Even before the ink dried on the Senate Intelligence Committee's Tuesday release of a 500-page summary of the 6,200-page report on the CIA's use of waterboarding, sleep deprivation, humiliation and other "enhanced interrogation techniques" against al-Qaida prisoners during the George W. Bush administration, members of Congress were dashing to grab microphones.

Some lawmakers said it was important for the report to be released so the U.S. government will never again use torture as a method of interrogation. Others postulated that it would inflame extremist groups in the Middle East and elsewhere and threaten the lives of U.S. diplomats, military members and other Americans outside our country's borders.

While the revelations of torture are not new, this report details our country's broad scope of torture practices after the 9/11 terrorist attacks. The torture took place at secret detention centers in the Middle East and Asia, and, according to the report, the CIA tried to hide what it was doing from Congress and the White House.

But the study's most telling finding is this: Condone it or not, torture doesn't work.

The report concludes that the CIA's "enhanced interrogation tactics," the political euphemism for torture, failed to gather any useful information to save American lives.

In fact -- just as it does when we think of our people being tortured, harmed or murdered -- returning the favor simply breeds more entrenched hate and more determined enemies.

Sen. Angus King, I-Maine, called the torture "a propaganda bonanza" for our enemies. He says the real "risk" of the study's disclosure, now five years in the making, would have been in "not releasing it."

Republican Sen.

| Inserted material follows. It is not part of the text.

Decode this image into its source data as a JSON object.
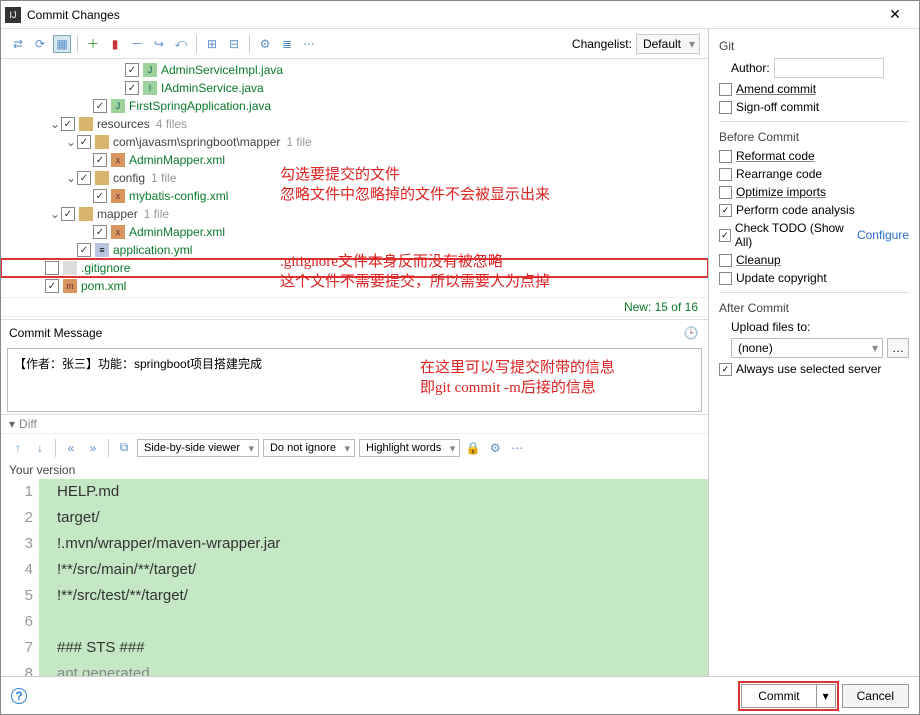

John McCain, a war booster who himself was tortured while a prisoner of war in Vietnam, agreed.

"The truth is sometimes a hard pill to swallow," said McCain of practices that "stained our national honor."

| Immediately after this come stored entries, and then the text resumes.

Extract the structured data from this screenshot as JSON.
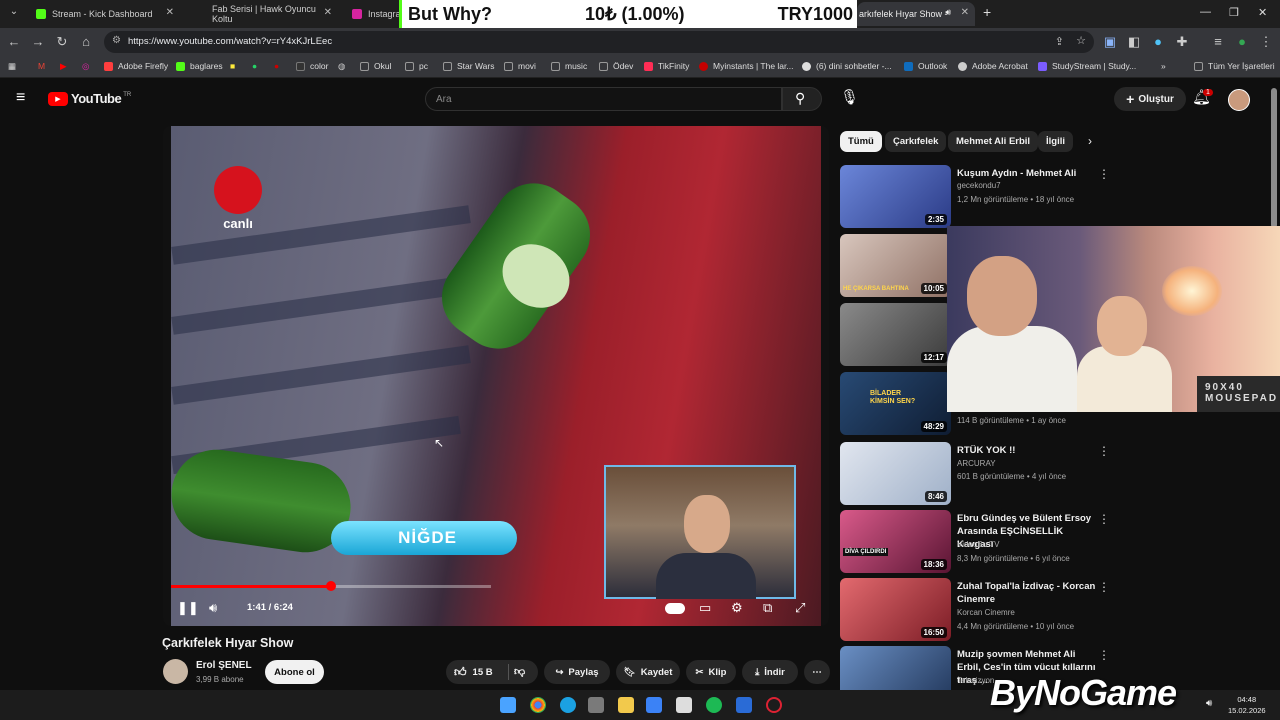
{
  "browser": {
    "tabs": [
      {
        "label": "Stream - Kick Dashboard",
        "favicon_color": "#53fc18"
      },
      {
        "label": "Fab Serisi | Hawk Oyuncu Koltu",
        "favicon_color": "#e0e0e0"
      },
      {
        "label": "Instagram",
        "favicon_color": "#d6249f"
      },
      {
        "label": "arkıfelek Hıyar Show -",
        "favicon_color": "#ff0000"
      }
    ],
    "new_tab_label": "+",
    "url": "https://www.youtube.com/watch?v=rY4xKJrLEec",
    "bookmarks": [
      {
        "label": "Adobe Firefly",
        "color": "#ff3e3e"
      },
      {
        "label": "baglares",
        "color": "#53fc18"
      },
      {
        "label": "color",
        "color": "#333333"
      },
      {
        "label": "Okul",
        "color": "#999999"
      },
      {
        "label": "pc",
        "color": "#999999"
      },
      {
        "label": "Star Wars",
        "color": "#999999"
      },
      {
        "label": "movi",
        "color": "#999999"
      },
      {
        "label": "music",
        "color": "#999999"
      },
      {
        "label": "Ödev",
        "color": "#999999"
      },
      {
        "label": "TikFinity",
        "color": "#ff2d55"
      },
      {
        "label": "Myinstants | The lar...",
        "color": "#c40000"
      },
      {
        "label": "(6) dini sohbetler -...",
        "color": "#dddddd"
      },
      {
        "label": "Outlook",
        "color": "#0f6cbd"
      },
      {
        "label": "Adobe Acrobat",
        "color": "#cccccc"
      },
      {
        "label": "StudyStream | Study...",
        "color": "#7b5cff"
      },
      {
        "label": "Tüm Yer İşaretleri",
        "color": "#999999"
      }
    ]
  },
  "stream_overlay": {
    "question": "But Why?",
    "amount_try": "10₺ (1.00%)",
    "goal": "TRY1000"
  },
  "youtube": {
    "logo_text": "YouTube",
    "region": "TR",
    "search_placeholder": "Ara",
    "create_label": "Oluştur",
    "notification_count": "1",
    "player": {
      "channel_logo_text": "canlı",
      "lower_third": "NİĞDE",
      "time": "1:41 / 6:24",
      "progress": 0.5
    },
    "video": {
      "title": "Çarkıfelek Hıyar Show",
      "channel": "Erol ŞENEL",
      "subscribers": "3,99 B abone",
      "subscribe_label": "Abone ol",
      "likes": "15 B",
      "share_label": "Paylaş",
      "save_label": "Kaydet",
      "clip_label": "Klip",
      "download_label": "İndir"
    },
    "chips": [
      "Tümü",
      "Çarkıfelek",
      "Mehmet Ali Erbil",
      "İlgili"
    ],
    "recommended": [
      {
        "title": "Kuşum Aydın - Mehmet Ali",
        "channel": "gecekondu7",
        "meta": "1,2 Mn görüntüleme • 18 yıl önce",
        "duration": "2:35",
        "thumb": "#5b72c9"
      },
      {
        "title": "",
        "channel": "",
        "meta": "",
        "duration": "10:05",
        "thumb": "#b9a7a0",
        "thumb_caption": "HE ÇIKARSA BAHTINA"
      },
      {
        "title": "",
        "channel": "",
        "meta": "",
        "duration": "12:17",
        "thumb": "#6a6a6a"
      },
      {
        "title": "",
        "channel": "",
        "meta": "114 B görüntüleme • 1 ay önce",
        "duration": "48:29",
        "thumb": "#1d3556",
        "thumb_caption": "BİLADER KİMSİN SEN?"
      },
      {
        "title": "RTÜK YOK !!",
        "channel": "ARCURAY",
        "meta": "601 B görüntüleme • 4 yıl önce",
        "duration": "8:46",
        "thumb": "#cfd7e5"
      },
      {
        "title": "Ebru Gündeş ve Bülent Ersoy Arasında EŞCİNSELLİK Kavgası",
        "channel": "VideoBu TV",
        "meta": "8,3 Mn görüntüleme • 6 yıl önce",
        "duration": "18:36",
        "thumb": "#b1365f",
        "thumb_caption": "DİVA ÇILDIRDI"
      },
      {
        "title": "Zuhal Topal'la İzdivaç - Korcan Cinemre",
        "channel": "Korcan Cinemre",
        "meta": "4,4 Mn görüntüleme • 10 yıl önce",
        "duration": "16:50",
        "thumb": "#c9424a"
      },
      {
        "title": "Muzip şovmen Mehmet Ali Erbil, Ces'in tüm vücut kıllarını tıraş ...",
        "channel": "Televizyon",
        "meta": "",
        "duration": "",
        "thumb": "#466b9c"
      }
    ]
  },
  "webcam": {
    "poster_text": "90X40 MOUSEPAD"
  },
  "taskbar": {
    "time": "04:48",
    "date": "15.02.2026"
  },
  "watermark": "ByNoGame"
}
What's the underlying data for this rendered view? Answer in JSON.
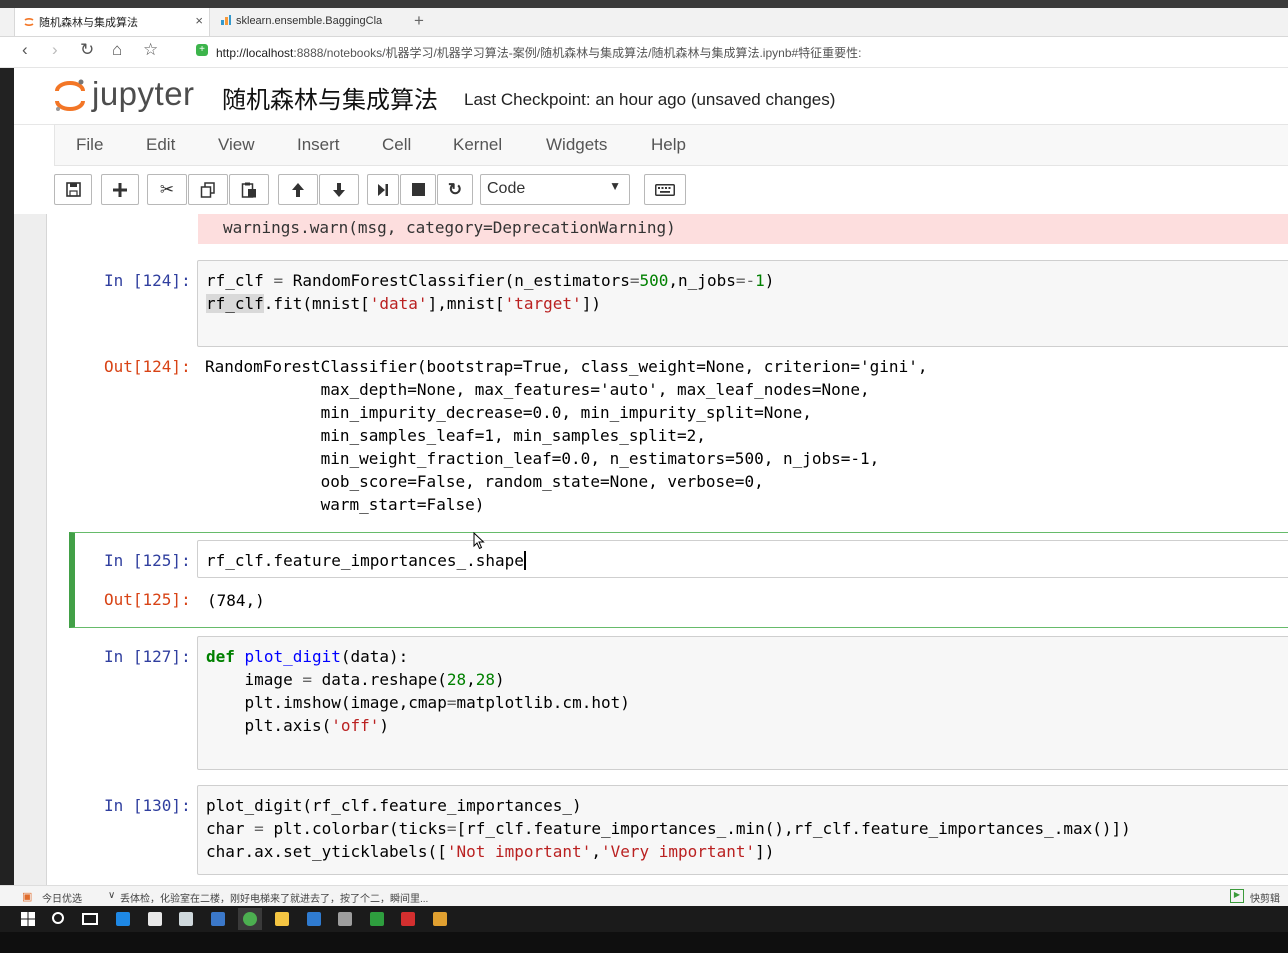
{
  "browser": {
    "tabs": [
      {
        "title": "随机森林与集成算法"
      },
      {
        "title": "sklearn.ensemble.BaggingCla"
      }
    ],
    "new_tab": "+",
    "close": "×",
    "url_host": "http://localhost",
    "url_rest": ":8888/notebooks/机器学习/机器学习算法-案例/随机森林与集成算法/随机森林与集成算法.ipynb#特征重要性:"
  },
  "jupyter": {
    "logo_text": "jupyter",
    "notebook_title": "随机森林与集成算法",
    "checkpoint": "Last Checkpoint: an hour ago (unsaved changes)",
    "menu": [
      "File",
      "Edit",
      "View",
      "Insert",
      "Cell",
      "Kernel",
      "Widgets",
      "Help"
    ],
    "cell_type": "Code"
  },
  "cells": {
    "warning_tail": "warnings.warn(msg, category=DeprecationWarning)",
    "c124_in_prompt": "In [124]:",
    "c124_out_prompt": "Out[124]:",
    "c125_in_prompt": "In [125]:",
    "c125_out_prompt": "Out[125]:",
    "c125_code": "rf_clf.feature_importances_.shape",
    "c125_output": "(784,)",
    "c127_in_prompt": "In [127]:",
    "c130_in_prompt": "In [130]:"
  },
  "status": {
    "left_label": "今日优选",
    "news": "丢体检，化验室在二楼，刚好电梯来了就进去了，按了个二，瞬间里...",
    "right_label": "快剪辑"
  },
  "colors": {
    "in_prompt": "#303f9f",
    "out_prompt": "#d84315",
    "selected_border": "#42a047",
    "error_bg": "#fddede"
  }
}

"What might come as a surprise, not just to our enemies, but to many Americans, is how little these practices did to aid our efforts to bring 9/11 culprits to justice and to find and prevent terrorist attacks today and tomorrow," McCain said. "That could be a real surprise, since it contradicts the many assurances provided by intelligence officials on the record and in private that enhanced interrogation techniques were indispensable in the war against terrorism. And I suspect the objection of those same officials to the release of this report is really focused on that disclosure -- torture's ineffectiveness -- because we gave up much in the expectation that torture would make us safer. Too much."

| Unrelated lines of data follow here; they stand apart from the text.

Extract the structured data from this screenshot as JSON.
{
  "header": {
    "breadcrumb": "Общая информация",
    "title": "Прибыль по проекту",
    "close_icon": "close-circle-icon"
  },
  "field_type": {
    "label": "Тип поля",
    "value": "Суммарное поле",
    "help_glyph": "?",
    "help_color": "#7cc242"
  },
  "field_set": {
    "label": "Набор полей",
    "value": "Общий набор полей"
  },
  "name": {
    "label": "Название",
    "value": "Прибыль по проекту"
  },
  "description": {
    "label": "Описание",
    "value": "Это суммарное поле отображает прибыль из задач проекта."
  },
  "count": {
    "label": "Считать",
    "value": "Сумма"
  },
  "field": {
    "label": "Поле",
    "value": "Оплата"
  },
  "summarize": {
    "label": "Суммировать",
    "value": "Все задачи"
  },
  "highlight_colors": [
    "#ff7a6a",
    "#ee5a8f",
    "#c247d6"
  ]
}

President Barack Obama banned the use of torture in an executive order shortly after he took office in January 2009. He also ordered the CIA to close any secret detention facilities overseas and to comply with the terms of the Geneva Conventions, which prohibit "humiliating and degrading" treatment of prisoners.

"We tortured some folks," the president said during a White House news conference in August, referring to the CIA actions after 9/11. "When we engaged in some of these enhanced interrogation techniques, techniques that I believe and I think any fair-minded person would believe were torture, we crossed a line. And that needs to be understood and accepted."

Certainly the CIA -- like police -- includes many good men and women who act in the highest way to defend our lives and our way of life. In releasing this report and accepting the lessons from it, we safeguard their honor as well as ours. They should never be asked -- as they contend they were after 9/11 -- to become as base as our enemies.

It has now been acknowledged. And it should never happen again.